Partek's RNA-seq workflow includes a collection of publicly available tools, such as the Bowtie short-read aligner and TopHat slice site discovery tool developed by Steve Salzberg's group at the University of Maryland; a modified version of an expectation/maximization algorithm developed at Christopher Lee's lab at the University of California for reconstructing full-length transcript isoforms from sequence fragments; and the AceView alignment programs that the National Center for Biotechnology Information uses to construct the AceView database of genes and alternative splice variants.
"We see innovation coming from the academic community," Lelivelt said, "and we integrate these tools and deliver them to the biologist in an easy-to-use fashion with support and full integration with their microarray data."
Indeed, Partek views integration with microarray expression data — as well as ChIP-chip/ChIP-seq, copy number, and microRNA data — as a key selling point for its software.
The company has built a strong business around microarray analysis and intends to expand upon that as it moves into the next-gen sequencing market. Lelivelt said that Partek has no intention to address short read de novo assembly or resequencing analysis, as some of its competitors in the bioinformatics market do. Those types of applications, he said, are primarily of interest to large sequencing centers, which isn't a very large addressable market.
Bench scientists, on the other hand, represent a large market, "have years and years of array work" behind them, and are most interested in functional genomics applications like transcription and regulation, "which is where we're sitting," Lelivelt said.

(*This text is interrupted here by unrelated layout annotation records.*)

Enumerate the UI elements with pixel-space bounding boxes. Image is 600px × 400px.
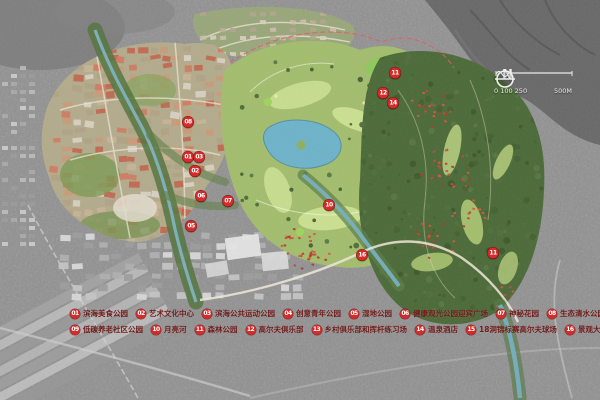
legend-badge-number: 10 <box>151 325 161 335</box>
legend-label: 景观大道 <box>578 324 600 335</box>
legend-label: 滨海美食公园 <box>83 308 128 319</box>
legend-item: 1518洞锦标赛高尔夫球场 <box>466 324 557 335</box>
legend-badge-number: 13 <box>312 325 322 335</box>
legend-badge-number: 04 <box>283 309 293 319</box>
legend-item: 09低碳养老社区公园 <box>70 324 143 335</box>
legend-badge-number: 05 <box>349 309 359 319</box>
legend-label: 乡村俱乐部和挥杆练习场 <box>325 324 408 335</box>
legend-row: 01滨海美食公园02艺术文化中心03滨海公共运动公园04创意青年公园05湿地公园… <box>70 308 600 319</box>
legend-badge-number: 06 <box>400 309 410 319</box>
legend-label: 温泉酒店 <box>428 324 458 335</box>
legend-badge-number: 12 <box>246 325 256 335</box>
legend-badge-number: 08 <box>547 309 557 319</box>
legend-item: 14温泉酒店 <box>415 324 458 335</box>
legend-item: 03滨海公共运动公园 <box>202 308 275 319</box>
legend-row: 09低碳养老社区公园10月亮河11森林公园12高尔夫俱乐部13乡村俱乐部和挥杆练… <box>70 324 600 335</box>
north-indicator: N 0 100 250 500M <box>494 68 584 95</box>
legend-badge-number: 15 <box>466 325 476 335</box>
legend-label: 健康观光公园迎宾广场 <box>413 308 488 319</box>
legend-item: 08生态清水公园 <box>547 308 600 319</box>
legend-item: 10月亮河 <box>151 324 187 335</box>
legend: 01滨海美食公园02艺术文化中心03滨海公共运动公园04创意青年公园05湿地公园… <box>70 308 600 335</box>
legend-label: 湿地公园 <box>362 308 392 319</box>
legend-label: 滨海公共运动公园 <box>215 308 275 319</box>
legend-badge-number: 14 <box>415 325 425 335</box>
legend-item: 11森林公园 <box>195 324 238 335</box>
legend-label: 生态清水公园 <box>560 308 600 319</box>
legend-item: 07神秘花园 <box>496 308 539 319</box>
legend-badge-number: 07 <box>496 309 506 319</box>
legend-item: 06健康观光公园迎宾广场 <box>400 308 488 319</box>
legend-badge-number: 02 <box>136 309 146 319</box>
legend-item: 02艺术文化中心 <box>136 308 194 319</box>
legend-label: 神秘花园 <box>509 308 539 319</box>
legend-badge-number: 09 <box>70 325 80 335</box>
map-canvas: 08010302060705101112141611 N 0 100 250 5… <box>0 0 600 400</box>
legend-label: 艺术文化中心 <box>149 308 194 319</box>
legend-label: 森林公园 <box>208 324 238 335</box>
legend-item: 01滨海美食公园 <box>70 308 128 319</box>
legend-label: 月亮河 <box>164 324 187 335</box>
scale-tick-right: 500M <box>554 87 572 95</box>
legend-label: 18洞锦标赛高尔夫球场 <box>479 324 557 335</box>
legend-label: 创意青年公园 <box>296 308 341 319</box>
legend-item: 12高尔夫俱乐部 <box>246 324 304 335</box>
masterplan-rendering <box>0 0 600 400</box>
legend-item: 05湿地公园 <box>349 308 392 319</box>
legend-label: 低碳养老社区公园 <box>83 324 143 335</box>
legend-item: 16景观大道 <box>565 324 600 335</box>
legend-item: 13乡村俱乐部和挥杆练习场 <box>312 324 408 335</box>
legend-item: 04创意青年公园 <box>283 308 341 319</box>
legend-badge-number: 16 <box>565 325 575 335</box>
legend-badge-number: 11 <box>195 325 205 335</box>
legend-badge-number: 01 <box>70 309 80 319</box>
legend-label: 高尔夫俱乐部 <box>259 324 304 335</box>
legend-badge-number: 03 <box>202 309 212 319</box>
scale-bar-line <box>494 68 576 78</box>
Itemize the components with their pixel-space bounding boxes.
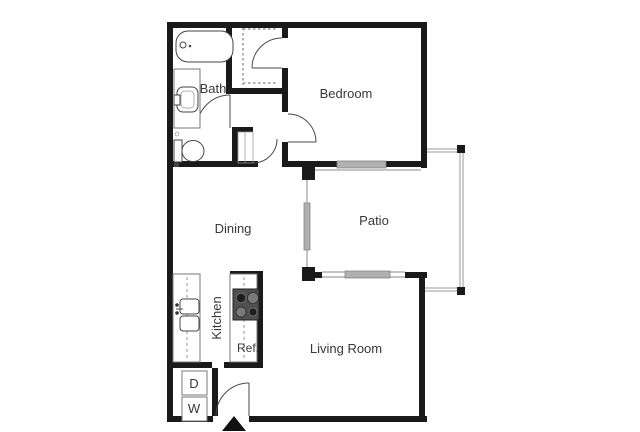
living-room-window: [345, 271, 390, 278]
wall-segment: [282, 22, 288, 38]
closet-door: [252, 38, 282, 68]
room-label-kitchen: Kitchen: [209, 296, 224, 339]
wall-segment: [249, 416, 427, 422]
room-label-patio: Patio: [359, 213, 389, 228]
bathtub-icon: [176, 31, 233, 62]
linen-closet: [238, 132, 253, 163]
vanity-sink-icon: [174, 69, 200, 128]
patio-railing: [425, 145, 465, 295]
wall-segment: [386, 161, 427, 167]
wall-segment: [232, 127, 238, 166]
wall-segment: [282, 142, 288, 167]
room-labels: Bath Bedroom Dining Patio Living Room Ki…: [200, 81, 389, 356]
wall-segment: [302, 272, 322, 278]
floor-plan-svg: D W Bath Bedroom Dining Patio Living Roo…: [0, 0, 640, 432]
entry-door: [216, 383, 249, 416]
railing-post: [457, 287, 465, 295]
bedroom-door: [288, 114, 316, 142]
railing-post: [457, 145, 465, 153]
room-label-bath: Bath: [200, 81, 227, 96]
wall-segment: [421, 22, 427, 168]
wall-segment: [419, 272, 425, 422]
wall-segment: [232, 127, 253, 132]
wall-segment: [226, 88, 282, 94]
floor-plan-image: D W Bath Bedroom Dining Patio Living Roo…: [0, 0, 640, 432]
bath-fixtures: [174, 31, 233, 167]
hallway-door: [253, 139, 277, 163]
room-label-living-room: Living Room: [310, 341, 382, 356]
room-label-dining: Dining: [215, 221, 252, 236]
wall-segment: [224, 362, 263, 368]
wall-segment: [405, 272, 427, 278]
stove-icon: [233, 289, 259, 320]
wall-segment: [167, 362, 212, 368]
linen-closet-doors: [238, 132, 253, 163]
refrigerator-label: Ref.: [237, 341, 259, 355]
wall-segment: [282, 68, 288, 112]
railing-inner-line: [425, 152, 460, 288]
laundry-closet: D W: [182, 371, 207, 421]
railing-outer-line: [425, 149, 463, 291]
bath-door: [197, 95, 230, 128]
sliding-glass-door: [304, 203, 310, 250]
wall-segment: [167, 22, 427, 28]
closet-shelving: [243, 28, 278, 85]
patio-post: [302, 161, 315, 180]
room-label-bedroom: Bedroom: [320, 86, 373, 101]
washer-label: W: [188, 401, 201, 416]
bedroom-window: [337, 161, 386, 168]
dryer-label: D: [189, 376, 198, 391]
entry-marker-triangle: [222, 416, 246, 431]
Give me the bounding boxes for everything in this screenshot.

The company does not foresee RNA-seq displacing arrays completely, however. A key reason, Lelivelt said, is that the price point for arrays is still considerably lower than sequencing, and the "ease of informatics" is much higher.
While that is certain to change in the years ahead, "we do not believe that arrays will be dead," he said, noting that people said the same thing about TaqMan when arrays arrived on the scene, "and TaqMan hasn't died."
If anything, he said, he envisions researchers using multiple platforms, such as PCR, arrays, and sequencing, and integrating their results into a single analysis — not surprisingly, with a software package such as Partek Genomics Suite.